Mientras Harry y Susan salían del coche, Cedric tomó a Ron, que se encontraba aún rígido y pálido y conservaba la mueca de un grito afónico entre sus facciones.

—Seguid a las arañas... ¡seguid a las arañas! —vociferó el muchacho, apoyándose en el Hufflepuff al sentirse decaer—. ¡Si Hagrid llega a salir de Azkaban, lo mataré yo mismo!

—Apuesto a que no pensaba que Aragog pudiera hacer daño a sus amigos —lo justificó Harry, sacudiéndose la ropa.

—¡Ése es exactamente el problema de Hagrid! —expresó Ron, retirándose la tierra que le había quedado impregnada en su pelo anaranjado—. ¡Siempre se cree que los monstruos no son tan malos como parecen!

Sorprendiendo a los alumnos, el coche volvió a cerrar sus puertas por voluntad propia, y con las miradas interrogantes de los muchachos sobre sí, retomó su camino en dirección al bosque prohibido, perdiéndose su imagen entre los árboles y la niebla.

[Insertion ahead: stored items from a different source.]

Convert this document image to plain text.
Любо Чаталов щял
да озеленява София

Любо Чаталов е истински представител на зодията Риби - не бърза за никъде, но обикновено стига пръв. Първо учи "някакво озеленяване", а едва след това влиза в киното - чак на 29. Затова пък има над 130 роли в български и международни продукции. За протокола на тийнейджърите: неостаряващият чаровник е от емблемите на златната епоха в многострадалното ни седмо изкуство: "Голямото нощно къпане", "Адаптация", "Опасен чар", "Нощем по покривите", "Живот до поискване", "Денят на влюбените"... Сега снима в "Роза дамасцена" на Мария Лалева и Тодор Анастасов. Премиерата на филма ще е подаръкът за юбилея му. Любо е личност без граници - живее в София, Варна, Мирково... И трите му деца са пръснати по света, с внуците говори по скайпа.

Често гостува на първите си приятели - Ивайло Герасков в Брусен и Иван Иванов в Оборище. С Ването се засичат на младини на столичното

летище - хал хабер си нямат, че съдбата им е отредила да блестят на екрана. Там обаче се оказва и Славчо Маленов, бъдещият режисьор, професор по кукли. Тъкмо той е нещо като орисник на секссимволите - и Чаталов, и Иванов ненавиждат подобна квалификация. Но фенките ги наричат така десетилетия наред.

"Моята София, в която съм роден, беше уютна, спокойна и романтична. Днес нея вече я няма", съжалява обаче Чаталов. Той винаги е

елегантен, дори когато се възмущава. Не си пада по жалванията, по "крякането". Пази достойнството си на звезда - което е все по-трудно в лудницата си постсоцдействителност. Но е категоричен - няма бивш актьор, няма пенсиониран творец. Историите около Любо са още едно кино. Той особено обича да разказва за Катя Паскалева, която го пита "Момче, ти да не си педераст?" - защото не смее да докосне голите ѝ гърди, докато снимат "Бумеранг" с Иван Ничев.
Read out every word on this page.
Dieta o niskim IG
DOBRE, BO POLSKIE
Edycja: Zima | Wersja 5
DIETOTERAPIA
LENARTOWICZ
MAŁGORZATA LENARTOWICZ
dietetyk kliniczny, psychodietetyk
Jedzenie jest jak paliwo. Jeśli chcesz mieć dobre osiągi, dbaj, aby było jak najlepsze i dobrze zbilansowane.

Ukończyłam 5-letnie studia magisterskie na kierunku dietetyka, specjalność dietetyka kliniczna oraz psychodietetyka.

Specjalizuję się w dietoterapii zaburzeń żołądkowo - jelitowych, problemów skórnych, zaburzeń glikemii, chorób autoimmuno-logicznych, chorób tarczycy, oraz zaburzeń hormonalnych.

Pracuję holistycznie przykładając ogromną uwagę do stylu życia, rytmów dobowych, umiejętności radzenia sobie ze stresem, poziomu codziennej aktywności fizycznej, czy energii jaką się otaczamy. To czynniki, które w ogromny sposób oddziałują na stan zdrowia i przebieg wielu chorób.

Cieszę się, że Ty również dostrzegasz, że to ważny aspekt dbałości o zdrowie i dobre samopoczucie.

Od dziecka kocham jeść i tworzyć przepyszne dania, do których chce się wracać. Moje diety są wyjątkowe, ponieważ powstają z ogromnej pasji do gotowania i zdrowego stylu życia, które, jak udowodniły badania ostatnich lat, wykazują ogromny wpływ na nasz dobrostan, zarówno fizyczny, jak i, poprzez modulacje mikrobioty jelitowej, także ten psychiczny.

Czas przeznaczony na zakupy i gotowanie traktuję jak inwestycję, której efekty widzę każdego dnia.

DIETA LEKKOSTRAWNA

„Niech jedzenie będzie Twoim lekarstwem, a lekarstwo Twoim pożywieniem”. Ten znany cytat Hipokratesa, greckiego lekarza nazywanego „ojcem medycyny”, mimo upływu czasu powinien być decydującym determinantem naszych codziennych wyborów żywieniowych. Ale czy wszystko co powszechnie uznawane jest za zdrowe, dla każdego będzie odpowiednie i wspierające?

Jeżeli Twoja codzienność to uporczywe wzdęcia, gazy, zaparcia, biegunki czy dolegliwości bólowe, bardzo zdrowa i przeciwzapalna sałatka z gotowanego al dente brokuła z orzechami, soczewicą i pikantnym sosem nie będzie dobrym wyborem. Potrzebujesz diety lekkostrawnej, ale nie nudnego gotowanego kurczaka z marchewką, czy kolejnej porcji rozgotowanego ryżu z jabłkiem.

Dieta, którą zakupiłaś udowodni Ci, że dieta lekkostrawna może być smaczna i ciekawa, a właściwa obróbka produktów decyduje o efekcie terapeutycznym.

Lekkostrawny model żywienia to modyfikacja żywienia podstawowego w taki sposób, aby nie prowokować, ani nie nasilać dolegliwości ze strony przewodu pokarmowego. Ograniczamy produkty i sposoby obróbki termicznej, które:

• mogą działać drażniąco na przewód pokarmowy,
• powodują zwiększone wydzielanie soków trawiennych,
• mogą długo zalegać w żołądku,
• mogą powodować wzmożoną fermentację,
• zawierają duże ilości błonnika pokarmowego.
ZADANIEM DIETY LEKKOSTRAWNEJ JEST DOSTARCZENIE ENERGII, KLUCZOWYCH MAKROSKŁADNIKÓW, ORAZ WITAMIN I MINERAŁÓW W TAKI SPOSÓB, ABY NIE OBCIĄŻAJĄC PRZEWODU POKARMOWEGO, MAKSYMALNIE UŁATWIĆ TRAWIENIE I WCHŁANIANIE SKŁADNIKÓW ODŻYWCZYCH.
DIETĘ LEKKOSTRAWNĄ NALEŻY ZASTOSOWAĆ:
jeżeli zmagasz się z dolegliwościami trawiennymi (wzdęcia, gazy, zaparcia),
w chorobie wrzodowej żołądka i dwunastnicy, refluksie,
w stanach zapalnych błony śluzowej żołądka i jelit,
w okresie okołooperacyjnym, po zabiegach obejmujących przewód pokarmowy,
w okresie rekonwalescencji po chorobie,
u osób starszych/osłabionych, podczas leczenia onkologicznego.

—¿Qué pretendía Hagrid enviándonos allí? —se preguntó Susan, intentando romper aquel silencio sepulcral que se había cernido sobre ellos—. Me gustaría saber qué es lo que hemos averiguado.

—Que Hagrid no abrió nunca la Cámara de los Secretos —alegó Harry, convencido de lo que decía—. Es inocente.

Cedric, sin embargo, no parecía del todo conforme con aquella respuesta.

—Hay algo más, Harry... la chica que murió. Aragog dijo que fue hallada en unos aseos —les recordó él, aludiendo las palabras de la araña—. ¿Y si no hubiera abandonado nunca los aseos? ¿Y si todavía estuviera allí?

Sus tres amigos arrugaron la frente, desconcertados, pero cuando los ojos de Harry se iluminaron, el castaño supo que había comprendido por dónde iban los tiros.

—¿No estarás pensando... en Myrtle la Llorona?